Wednesday, September 26, 2012

Using iAnnotate with JStor, Project Muse, and downloaded .pdf files

For those who've been frustrated (as I have) by iAnnotate's quirky refusal to sync files that you download into it directly.

To get .pdf files from JStor, Project Muse, or another database into iAnnotate:

1. If you're on an iPad: Go into Project Muse, JStor, or whatever. Bring up the article in .pdf
2. Touch the upper right corner to get to the Open In buttons. DO NOT press Open in iAnnotate. If you do, you'll mark up the text for nothing, since iAnnotate won't save or sync it. Instead, press Open In and choose Dropbox.
3. Choose the destination in Dropbox and save it.
4. Once it's saved in Dropbox, select the file. it will open in the Dropbox window.
5. Click on the little arrow that's in the corner. Your options will be Print or Open in. Select Open In and choose iAnnotate.
6. Now that it's been loaded from Dropbox, you can mark up the article and the annotations will sync properly.

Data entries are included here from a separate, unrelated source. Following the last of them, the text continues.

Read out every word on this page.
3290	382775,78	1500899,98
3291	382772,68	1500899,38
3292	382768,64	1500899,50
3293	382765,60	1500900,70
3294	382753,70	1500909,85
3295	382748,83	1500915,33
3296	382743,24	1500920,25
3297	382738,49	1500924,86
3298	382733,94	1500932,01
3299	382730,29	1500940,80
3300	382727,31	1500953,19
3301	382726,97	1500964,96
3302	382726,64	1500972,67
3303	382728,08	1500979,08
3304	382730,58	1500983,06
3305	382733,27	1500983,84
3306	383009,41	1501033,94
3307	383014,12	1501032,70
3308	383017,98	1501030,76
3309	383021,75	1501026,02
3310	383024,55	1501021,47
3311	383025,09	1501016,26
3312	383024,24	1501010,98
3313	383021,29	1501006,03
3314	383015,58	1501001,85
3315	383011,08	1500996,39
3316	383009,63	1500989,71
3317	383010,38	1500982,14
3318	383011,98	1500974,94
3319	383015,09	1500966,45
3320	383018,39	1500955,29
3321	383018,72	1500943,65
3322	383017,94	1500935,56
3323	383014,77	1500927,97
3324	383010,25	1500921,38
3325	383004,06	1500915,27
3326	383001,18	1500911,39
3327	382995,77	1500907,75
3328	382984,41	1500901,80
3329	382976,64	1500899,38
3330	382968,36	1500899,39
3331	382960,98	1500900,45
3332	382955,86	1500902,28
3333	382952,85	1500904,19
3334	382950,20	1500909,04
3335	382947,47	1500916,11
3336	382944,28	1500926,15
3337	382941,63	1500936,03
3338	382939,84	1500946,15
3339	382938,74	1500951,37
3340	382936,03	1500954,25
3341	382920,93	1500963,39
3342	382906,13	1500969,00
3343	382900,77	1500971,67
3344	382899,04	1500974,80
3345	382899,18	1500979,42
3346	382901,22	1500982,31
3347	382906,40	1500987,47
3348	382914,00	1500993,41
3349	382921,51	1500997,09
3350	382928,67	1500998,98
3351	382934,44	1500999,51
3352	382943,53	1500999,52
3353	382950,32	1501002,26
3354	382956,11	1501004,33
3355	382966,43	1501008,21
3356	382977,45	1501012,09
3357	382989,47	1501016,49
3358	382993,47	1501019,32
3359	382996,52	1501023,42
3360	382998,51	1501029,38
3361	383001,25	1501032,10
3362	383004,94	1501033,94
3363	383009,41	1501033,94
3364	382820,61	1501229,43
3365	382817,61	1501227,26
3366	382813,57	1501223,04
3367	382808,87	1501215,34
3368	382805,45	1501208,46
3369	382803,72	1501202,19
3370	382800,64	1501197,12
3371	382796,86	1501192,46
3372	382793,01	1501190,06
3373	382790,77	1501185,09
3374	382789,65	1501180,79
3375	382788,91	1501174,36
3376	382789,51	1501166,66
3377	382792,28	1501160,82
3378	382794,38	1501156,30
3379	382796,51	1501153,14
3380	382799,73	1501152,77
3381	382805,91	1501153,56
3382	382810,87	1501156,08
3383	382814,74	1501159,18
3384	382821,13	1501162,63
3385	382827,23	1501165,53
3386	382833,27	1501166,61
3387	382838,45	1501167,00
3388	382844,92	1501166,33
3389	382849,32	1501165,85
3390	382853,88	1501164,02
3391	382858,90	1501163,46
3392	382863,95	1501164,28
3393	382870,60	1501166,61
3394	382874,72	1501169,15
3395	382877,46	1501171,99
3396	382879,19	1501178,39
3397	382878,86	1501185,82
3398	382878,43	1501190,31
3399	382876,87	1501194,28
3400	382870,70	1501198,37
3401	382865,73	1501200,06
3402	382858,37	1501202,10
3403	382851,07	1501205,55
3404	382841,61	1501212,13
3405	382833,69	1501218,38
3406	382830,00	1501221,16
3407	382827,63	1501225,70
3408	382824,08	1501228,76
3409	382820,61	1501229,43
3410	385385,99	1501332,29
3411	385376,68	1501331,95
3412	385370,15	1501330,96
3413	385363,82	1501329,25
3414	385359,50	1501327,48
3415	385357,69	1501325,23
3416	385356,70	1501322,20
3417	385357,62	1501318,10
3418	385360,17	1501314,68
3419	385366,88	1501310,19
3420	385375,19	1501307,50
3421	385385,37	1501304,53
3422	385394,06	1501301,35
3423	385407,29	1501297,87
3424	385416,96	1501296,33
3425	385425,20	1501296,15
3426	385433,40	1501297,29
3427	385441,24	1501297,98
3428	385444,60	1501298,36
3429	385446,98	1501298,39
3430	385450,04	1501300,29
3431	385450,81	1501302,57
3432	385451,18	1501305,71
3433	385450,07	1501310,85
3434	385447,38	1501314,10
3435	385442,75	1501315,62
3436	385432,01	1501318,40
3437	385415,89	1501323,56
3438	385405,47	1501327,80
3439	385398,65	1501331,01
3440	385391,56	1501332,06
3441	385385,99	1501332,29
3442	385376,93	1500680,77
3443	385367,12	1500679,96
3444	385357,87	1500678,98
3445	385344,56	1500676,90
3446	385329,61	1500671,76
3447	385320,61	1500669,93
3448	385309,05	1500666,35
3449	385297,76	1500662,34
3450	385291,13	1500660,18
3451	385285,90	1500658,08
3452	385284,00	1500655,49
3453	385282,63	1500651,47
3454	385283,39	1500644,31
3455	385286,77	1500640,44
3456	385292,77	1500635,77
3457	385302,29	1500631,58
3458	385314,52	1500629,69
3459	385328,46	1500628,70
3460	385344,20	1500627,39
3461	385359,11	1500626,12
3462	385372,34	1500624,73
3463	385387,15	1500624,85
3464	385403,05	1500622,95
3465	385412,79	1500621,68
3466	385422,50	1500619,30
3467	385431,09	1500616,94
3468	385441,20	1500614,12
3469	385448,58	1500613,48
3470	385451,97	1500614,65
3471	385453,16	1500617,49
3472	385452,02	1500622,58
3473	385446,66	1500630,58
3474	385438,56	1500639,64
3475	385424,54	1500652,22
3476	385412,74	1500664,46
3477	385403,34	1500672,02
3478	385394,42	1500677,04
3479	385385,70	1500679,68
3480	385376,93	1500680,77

To get .doc and .docx files to convert and sync properly: 
Short version: you can't do this any more.

 It used to be that you could download a .doc or .docx file from Dropbox, convert it to a .pdf using iAnnotate, mark it up, and re-upload it to Dropbox using the tab at the top of the document.


Now, all you can do is mark it up and admire it on your iPad, because there's no way to upload the converted file.

There is a workaround: 1. do all of the above. 2. email the converted file to yourself. 3. save it in Dropbox. Why make us do the three extra steps, though?